Appunti sparsi su Mank di Jack e David Fincher

Appunti sparsi su Mank di Jack e David Fincher

April 30, 2021 0 By Simone Tarditi

Chi la vive, la Storia, la conosce meno bene di chi la scrive dopo” afferma Georges Simenon nell’autobiografico Memorie intime (Ed. Adelphi, 2009, p. 69). Una considerazione che, a estenderla, può andare di pari passo con un’altra: la Storia c’è chi la fa, chi la scrive, e chi la legge. Ecco come ci si sente di fronte a un’opera come Mank: davanti a un monumento eretto per far rivivere il passato, per celebrare la vicenda professionale (e umana) che sta dietro alla creazione di un mito.

Tutto parte da un individuo, munito di un foglio e una penna, che scrive, prende appunti, corregge, sistema o che, dettando, fa fare questa stessa cosa a un’altra persona. Herm Mankiewicz nel film, Jack Fincher nella vita reale. La natura cartacea di Mank è appalesata fin dal suo opening, con quelle panoramiche a schiaffo da dx a sx come se si stessero voltando le pagine di una sceneggiatura o del libro di un’esistenza. O entrambe le cose. Lo script, a cui il padre di David Fincher ha dedicato anni senza aver potuto fare a tempo di vederlo trasposto sullo schermo, è maneggiato dal regista come un testo sacro, una reliquia famigliare che già solo per questo fatto gli fa assumere un valore sentimentalmente più grande di ogni altro.
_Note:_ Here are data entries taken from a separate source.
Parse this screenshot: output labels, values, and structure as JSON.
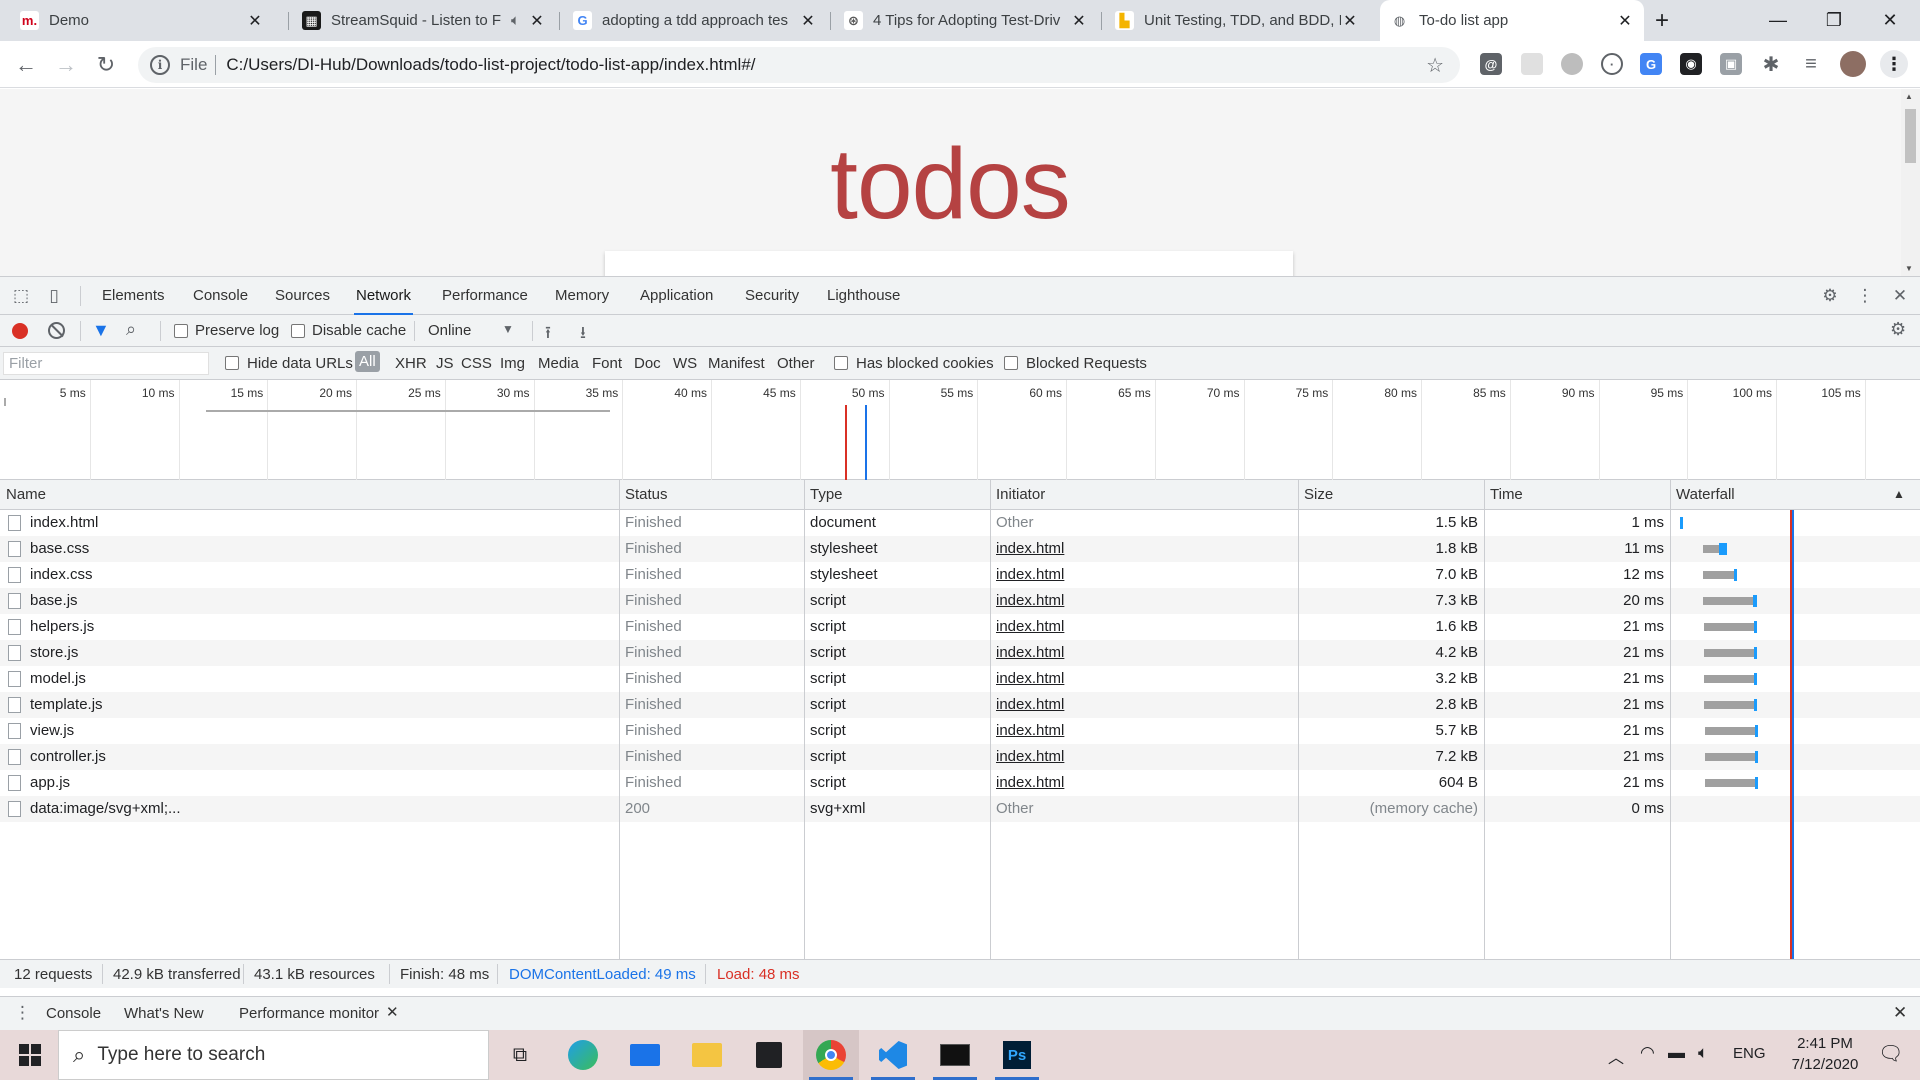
{
  "browser": {
    "tabs": [
      {
        "title": "Demo",
        "favicon": "m.",
        "favicon_bg": "#ffffff",
        "favicon_fg": "#d0021b",
        "muted_icon": false,
        "active": false
      },
      {
        "title": "StreamSquid - Listen to F",
        "favicon": "▦",
        "favicon_bg": "#1a1a1a",
        "favicon_fg": "#ffffff",
        "muted_icon": true,
        "active": false
      },
      {
        "title": "adopting a tdd approach tes",
        "favicon": "G",
        "favicon_bg": "#ffffff",
        "favicon_fg": "#4285f4",
        "muted_icon": false,
        "active": false
      },
      {
        "title": "4 Tips for Adopting Test-Driv",
        "favicon": "⊛",
        "favicon_bg": "#ffffff",
        "favicon_fg": "#555555",
        "muted_icon": false,
        "active": false
      },
      {
        "title": "Unit Testing, TDD, and BDD, I",
        "favicon": "▙",
        "favicon_bg": "#ffffff",
        "favicon_fg": "#f4b400",
        "muted_icon": false,
        "active": false
      },
      {
        "title": "To-do list app",
        "favicon": "◍",
        "favicon_bg": "#ffffff",
        "favicon_fg": "#5f6368",
        "muted_icon": false,
        "active": true
      }
    ],
    "new_tab": "+",
    "address": {
      "scheme_label": "File",
      "url": "C:/Users/DI-Hub/Downloads/todo-list-project/todo-list-app/index.html#/"
    }
  },
  "page": {
    "heading": "todos",
    "heading_color": "#af2f2f"
  },
  "devtools": {
    "tabs": [
      "Elements",
      "Console",
      "Sources",
      "Network",
      "Performance",
      "Memory",
      "Application",
      "Security",
      "Lighthouse"
    ],
    "active_tab": "Network",
    "toolbar": {
      "preserve_log": "Preserve log",
      "disable_cache": "Disable cache",
      "throttling": "Online"
    },
    "filter": {
      "placeholder": "Filter",
      "hide_data_urls": "Hide data URLs",
      "types": [
        "All",
        "XHR",
        "JS",
        "CSS",
        "Img",
        "Media",
        "Font",
        "Doc",
        "WS",
        "Manifest",
        "Other"
      ],
      "has_blocked_cookies": "Has blocked cookies",
      "blocked_requests": "Blocked Requests"
    },
    "overview_ticks": [
      "5 ms",
      "10 ms",
      "15 ms",
      "20 ms",
      "25 ms",
      "30 ms",
      "35 ms",
      "40 ms",
      "45 ms",
      "50 ms",
      "55 ms",
      "60 ms",
      "65 ms",
      "70 ms",
      "75 ms",
      "80 ms",
      "85 ms",
      "90 ms",
      "95 ms",
      "100 ms",
      "105 ms",
      "1"
    ],
    "columns": [
      "Name",
      "Status",
      "Type",
      "Initiator",
      "Size",
      "Time",
      "Waterfall"
    ],
    "requests": [
      {
        "name": "index.html",
        "status": "Finished",
        "type": "document",
        "initiator": "Other",
        "size": "1.5 kB",
        "time": "1 ms",
        "wf_start": 0,
        "wf_wait": 0.2,
        "wf_dl": 0.2
      },
      {
        "name": "base.css",
        "status": "Finished",
        "type": "stylesheet",
        "initiator": "index.html",
        "size": "1.8 kB",
        "time": "11 ms",
        "wf_start": 23,
        "wf_wait": 15,
        "wf_dl": 8
      },
      {
        "name": "index.css",
        "status": "Finished",
        "type": "stylesheet",
        "initiator": "index.html",
        "size": "7.0 kB",
        "time": "12 ms",
        "wf_start": 23,
        "wf_wait": 30,
        "wf_dl": 2
      },
      {
        "name": "base.js",
        "status": "Finished",
        "type": "script",
        "initiator": "index.html",
        "size": "7.3 kB",
        "time": "20 ms",
        "wf_start": 23,
        "wf_wait": 48,
        "wf_dl": 4
      },
      {
        "name": "helpers.js",
        "status": "Finished",
        "type": "script",
        "initiator": "index.html",
        "size": "1.6 kB",
        "time": "21 ms",
        "wf_start": 24,
        "wf_wait": 48,
        "wf_dl": 3
      },
      {
        "name": "store.js",
        "status": "Finished",
        "type": "script",
        "initiator": "index.html",
        "size": "4.2 kB",
        "time": "21 ms",
        "wf_start": 24,
        "wf_wait": 48,
        "wf_dl": 3
      },
      {
        "name": "model.js",
        "status": "Finished",
        "type": "script",
        "initiator": "index.html",
        "size": "3.2 kB",
        "time": "21 ms",
        "wf_start": 24,
        "wf_wait": 48,
        "wf_dl": 3
      },
      {
        "name": "template.js",
        "status": "Finished",
        "type": "script",
        "initiator": "index.html",
        "size": "2.8 kB",
        "time": "21 ms",
        "wf_start": 24,
        "wf_wait": 48,
        "wf_dl": 3
      },
      {
        "name": "view.js",
        "status": "Finished",
        "type": "script",
        "initiator": "index.html",
        "size": "5.7 kB",
        "time": "21 ms",
        "wf_start": 25,
        "wf_wait": 48,
        "wf_dl": 3
      },
      {
        "name": "controller.js",
        "status": "Finished",
        "type": "script",
        "initiator": "index.html",
        "size": "7.2 kB",
        "time": "21 ms",
        "wf_start": 25,
        "wf_wait": 48,
        "wf_dl": 3
      },
      {
        "name": "app.js",
        "status": "Finished",
        "type": "script",
        "initiator": "index.html",
        "size": "604 B",
        "time": "21 ms",
        "wf_start": 25,
        "wf_wait": 48,
        "wf_dl": 3
      },
      {
        "name": "data:image/svg+xml;...",
        "status": "200",
        "type": "svg+xml",
        "initiator": "Other",
        "size": "(memory cache)",
        "time": "0 ms",
        "wf_start": 0,
        "wf_wait": 0,
        "wf_dl": 0
      }
    ],
    "summary": {
      "requests": "12 requests",
      "transferred": "42.9 kB transferred",
      "resources": "43.1 kB resources",
      "finish": "Finish: 48 ms",
      "dom_content_loaded": "DOMContentLoaded: 49 ms",
      "load": "Load: 48 ms"
    },
    "drawer_tabs": [
      "Console",
      "What's New",
      "Performance monitor"
    ],
    "colors": {
      "dcl": "#1a73e8",
      "load": "#d93025",
      "record": "#d93025",
      "waiting": "#a0a0a0",
      "download": "#1a9bfc"
    }
  },
  "taskbar": {
    "search_placeholder": "Type here to search",
    "clock_time": "2:41 PM",
    "clock_date": "7/12/2020",
    "language": "ENG",
    "apps": [
      "task-view",
      "edge",
      "mail",
      "file-explorer",
      "store",
      "chrome",
      "vscode",
      "terminal",
      "photoshop"
    ]
  }
}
Ed è forse per questo motivo che Mank non è simile a nessun altro titolo della filmografia di Fincher. Diverso e perfetto, compresi anche quei secondi finali così démodé e che probabilmente sono stati impostati dalla dirigenza Netflix per far capire qualcosa in più agli spettatori che, pur non orientandosi all’interno di quel caleidoscopico panegirico, hanno resistito fino all’ultimo. Dalle locandine delle pellicole mute che il tedesco Emil Jannings interpreta negli USA ai ripetuti riferimenti alla lavorazione di Il Mago di Oz, passando anche per le gustose citazioni al film di Orson Welles che funge da perno di tutta la narrazione (le scimmie in gabbia, le composizioni di ghiaccio che si fondono, i fake newsreel, le frodi alle votazioni, …), Mank è un disgustato atto di riverenza nei confronti della vecchia Hollywood e delle dinamiche con cui funziona. Tale disgusto, espresso dapprima con semplice nausea e poi via via con reazioni stomacate, è quello esperito dal protagonista, consapevole di odiare una comunità di cui vuole più di ogni altra cosa esserne parte integrante. Saprebbe far altro se non dedicarsi alla scrittura? Sa di no. Il suo rifugio, il suo scudo, la sua arma? Lo scrivere, ergendosi di fronte alle forze che lo sovrastano e circondano come un personaggio uscito dalla mente di Cervantes o di Melville (“Just call me Ahab”, altra balenante meta-citazione, qui in doppio bilico tra Letteratura e Cinema). E che nel mondo hollywoodiano, dove tutto è all’apparenza meraviglioso e impeccabile, Herm sia mostrato quasi sempre sdraiato, seduto, appoggiato a qualcosa, claudicante o con l’andatura di un ubriaco, lo identifica come una mosca bianca che desidera essere considerata tale e al contempo meritevole del trattamento riservato ai vincitori.